The flight of the first birds: two Spanish fossils shed light on their evolution

The aerodynamic study of Concornis lacustris and Eoalulavis hoyasi, two small birds from the Las Hoyas site (Cuenca), indicates that they were able to use an undulating ‘jumping’ flight 126 million years ago, typical of many modern species. This finding shows that birds developed strategies to improve their flight efficiency at a very early stage in their evolution.

The oldest drawing in history was shaped like a 'hashtag'

The oldest drawing in history was shaped like a 'hashtag'

In Blombos Cave, on the southern coast of South Africa and east of Cape Town, some of the first evidence of human cultural activity has appeared, such as shell beads, engraved pieces of ocher or tools made from rock siliceous, called silcreta, among all these objects dating back to about 70.

Find of great value in a church in Peru

Find of great value in a church in Peru

During some restoration work carried out in the church of San Francisco de Asís, in the Peruvian city of Maras, about 25 kilometers from Cuzco, a crypt with skeletal remains and the original murals dating back to the 16th century have been found, which they were covered with more current works of art in the 17th century.

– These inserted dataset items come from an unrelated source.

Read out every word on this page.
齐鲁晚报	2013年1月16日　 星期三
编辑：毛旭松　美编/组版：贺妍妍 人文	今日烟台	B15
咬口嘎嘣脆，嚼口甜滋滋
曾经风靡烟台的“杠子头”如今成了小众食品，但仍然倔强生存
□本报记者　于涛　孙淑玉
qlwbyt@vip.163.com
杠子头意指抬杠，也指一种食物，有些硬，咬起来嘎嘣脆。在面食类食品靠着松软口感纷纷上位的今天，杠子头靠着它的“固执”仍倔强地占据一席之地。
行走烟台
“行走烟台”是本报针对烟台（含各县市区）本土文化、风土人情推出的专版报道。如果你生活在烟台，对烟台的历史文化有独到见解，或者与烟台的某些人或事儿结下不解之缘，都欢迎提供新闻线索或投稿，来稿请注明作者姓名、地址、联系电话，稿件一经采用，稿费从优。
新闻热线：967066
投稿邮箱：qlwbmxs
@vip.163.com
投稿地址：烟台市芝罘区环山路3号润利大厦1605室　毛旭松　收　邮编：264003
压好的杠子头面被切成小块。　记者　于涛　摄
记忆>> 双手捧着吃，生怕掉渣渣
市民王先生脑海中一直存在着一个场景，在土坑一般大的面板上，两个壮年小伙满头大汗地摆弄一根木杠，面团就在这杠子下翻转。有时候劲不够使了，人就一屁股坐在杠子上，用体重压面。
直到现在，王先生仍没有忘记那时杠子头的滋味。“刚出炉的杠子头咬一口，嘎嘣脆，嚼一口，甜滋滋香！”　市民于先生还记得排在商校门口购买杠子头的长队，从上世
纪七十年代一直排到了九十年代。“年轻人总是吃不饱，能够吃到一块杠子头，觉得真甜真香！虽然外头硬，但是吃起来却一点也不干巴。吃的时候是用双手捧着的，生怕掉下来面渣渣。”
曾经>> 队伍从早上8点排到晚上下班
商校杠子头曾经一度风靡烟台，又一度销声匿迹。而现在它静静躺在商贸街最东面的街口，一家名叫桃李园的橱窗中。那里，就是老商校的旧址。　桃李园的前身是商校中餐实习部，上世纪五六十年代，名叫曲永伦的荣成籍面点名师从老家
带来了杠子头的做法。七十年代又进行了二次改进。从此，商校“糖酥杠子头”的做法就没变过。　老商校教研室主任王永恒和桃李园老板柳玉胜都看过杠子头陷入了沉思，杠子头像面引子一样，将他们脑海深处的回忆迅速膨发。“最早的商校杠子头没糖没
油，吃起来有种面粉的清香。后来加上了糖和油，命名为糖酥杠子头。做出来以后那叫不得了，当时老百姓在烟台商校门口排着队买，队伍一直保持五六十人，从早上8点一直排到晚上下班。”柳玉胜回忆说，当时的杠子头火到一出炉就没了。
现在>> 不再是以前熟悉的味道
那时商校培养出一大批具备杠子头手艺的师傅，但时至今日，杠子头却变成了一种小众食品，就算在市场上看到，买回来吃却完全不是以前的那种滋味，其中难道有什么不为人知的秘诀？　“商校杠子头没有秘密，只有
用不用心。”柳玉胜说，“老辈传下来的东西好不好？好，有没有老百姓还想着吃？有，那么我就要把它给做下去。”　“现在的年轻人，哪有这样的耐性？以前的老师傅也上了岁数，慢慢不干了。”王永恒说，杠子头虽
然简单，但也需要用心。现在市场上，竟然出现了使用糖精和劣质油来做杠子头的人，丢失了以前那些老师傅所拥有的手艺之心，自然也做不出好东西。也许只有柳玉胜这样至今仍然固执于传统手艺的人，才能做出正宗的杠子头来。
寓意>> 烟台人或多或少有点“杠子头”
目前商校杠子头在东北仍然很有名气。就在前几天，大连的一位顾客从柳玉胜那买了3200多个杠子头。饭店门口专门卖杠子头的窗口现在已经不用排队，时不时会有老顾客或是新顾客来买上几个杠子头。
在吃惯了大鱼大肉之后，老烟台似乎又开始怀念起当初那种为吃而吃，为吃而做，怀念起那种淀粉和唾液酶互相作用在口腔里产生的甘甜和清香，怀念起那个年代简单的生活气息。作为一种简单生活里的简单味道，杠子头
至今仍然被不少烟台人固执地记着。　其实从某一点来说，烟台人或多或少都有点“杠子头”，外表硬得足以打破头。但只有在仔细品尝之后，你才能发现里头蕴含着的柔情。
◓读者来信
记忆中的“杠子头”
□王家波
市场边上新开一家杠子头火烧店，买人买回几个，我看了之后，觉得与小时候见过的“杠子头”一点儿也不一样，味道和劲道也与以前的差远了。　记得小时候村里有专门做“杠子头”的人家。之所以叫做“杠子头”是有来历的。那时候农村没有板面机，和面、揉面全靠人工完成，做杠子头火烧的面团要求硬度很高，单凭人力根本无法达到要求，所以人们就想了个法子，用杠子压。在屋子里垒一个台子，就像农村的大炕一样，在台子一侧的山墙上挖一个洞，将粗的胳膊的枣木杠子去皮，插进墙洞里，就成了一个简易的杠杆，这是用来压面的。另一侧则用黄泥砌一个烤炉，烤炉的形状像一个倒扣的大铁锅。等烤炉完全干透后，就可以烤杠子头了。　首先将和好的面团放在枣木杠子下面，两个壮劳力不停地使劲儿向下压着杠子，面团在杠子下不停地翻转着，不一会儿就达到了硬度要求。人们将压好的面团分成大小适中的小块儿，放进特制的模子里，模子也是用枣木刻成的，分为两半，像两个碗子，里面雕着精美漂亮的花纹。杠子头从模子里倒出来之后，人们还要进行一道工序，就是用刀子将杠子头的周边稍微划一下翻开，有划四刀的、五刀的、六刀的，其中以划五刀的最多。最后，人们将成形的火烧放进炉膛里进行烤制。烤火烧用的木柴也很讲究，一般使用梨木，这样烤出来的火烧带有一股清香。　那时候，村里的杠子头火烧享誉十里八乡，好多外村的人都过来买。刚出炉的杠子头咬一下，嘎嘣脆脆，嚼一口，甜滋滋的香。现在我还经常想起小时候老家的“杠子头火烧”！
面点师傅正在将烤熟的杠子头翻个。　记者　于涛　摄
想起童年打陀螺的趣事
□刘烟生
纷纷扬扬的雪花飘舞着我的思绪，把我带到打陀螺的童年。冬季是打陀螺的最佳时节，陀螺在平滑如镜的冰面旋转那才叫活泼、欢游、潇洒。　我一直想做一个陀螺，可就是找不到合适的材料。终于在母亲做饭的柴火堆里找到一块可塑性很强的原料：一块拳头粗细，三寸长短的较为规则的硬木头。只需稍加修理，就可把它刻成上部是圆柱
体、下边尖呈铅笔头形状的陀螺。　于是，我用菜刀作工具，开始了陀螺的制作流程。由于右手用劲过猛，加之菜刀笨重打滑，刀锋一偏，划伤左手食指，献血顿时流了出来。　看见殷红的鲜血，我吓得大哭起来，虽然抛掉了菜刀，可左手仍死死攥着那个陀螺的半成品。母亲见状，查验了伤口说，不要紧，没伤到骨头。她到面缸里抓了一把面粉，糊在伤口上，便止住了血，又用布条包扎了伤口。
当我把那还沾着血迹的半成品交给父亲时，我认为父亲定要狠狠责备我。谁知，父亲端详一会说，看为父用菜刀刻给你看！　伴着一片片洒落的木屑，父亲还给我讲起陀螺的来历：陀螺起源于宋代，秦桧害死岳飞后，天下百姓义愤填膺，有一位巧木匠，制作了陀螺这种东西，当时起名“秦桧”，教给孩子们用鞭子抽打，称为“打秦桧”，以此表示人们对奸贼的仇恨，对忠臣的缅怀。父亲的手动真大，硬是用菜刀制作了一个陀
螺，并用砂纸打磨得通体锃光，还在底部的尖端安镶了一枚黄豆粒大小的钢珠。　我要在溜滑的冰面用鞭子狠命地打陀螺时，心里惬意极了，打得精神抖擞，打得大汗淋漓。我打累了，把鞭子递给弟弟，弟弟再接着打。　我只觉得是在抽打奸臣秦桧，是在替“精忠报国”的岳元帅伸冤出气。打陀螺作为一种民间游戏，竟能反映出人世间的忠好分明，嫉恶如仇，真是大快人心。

The history of the inhabitants of the Ice Age is rewritten

The history of the inhabitants of the Ice Age is rewritten

A study has recently been published in the journal Nature showing different changes in prehistoric European populations. This is demonstrated by the genome analysis carried out on 51 individuals who colonized the European continent, with respect to these people, it must be taken into account that the last Ice Age was about 100 ago.

Sweden returns to Polynesia ancient skulls extracted in the 19th century

Sweden returns to Polynesia ancient skulls extracted in the 19th century

Ten human skulls that were collected in the 19th century in French Polynesia by Swedish explorers, have been returned by members of a group of indigenous Polynesians at a ceremony in Sweden. The skulls were brought to Sweden in 1884 by the Swedish archaeologist Hjalmar Stolpe, and they have been kept in the universities of Stockholm and Uppsala.

They will carry out DNA tests on the priestess of Chornancap

They will carry out DNA tests on the priestess of Chornancap

Specialists from the Peabody Museum of Archeology and Ethnology at Harvard University will analyze the DNA of the remains of a skeleton from the Chornancap site, that of a priestess, a woman of the high hierarchy of the Lambayeque culture, to determine her genetic history. The study will also investigate the relationship of this personality with the rest of the people with whom it was buried.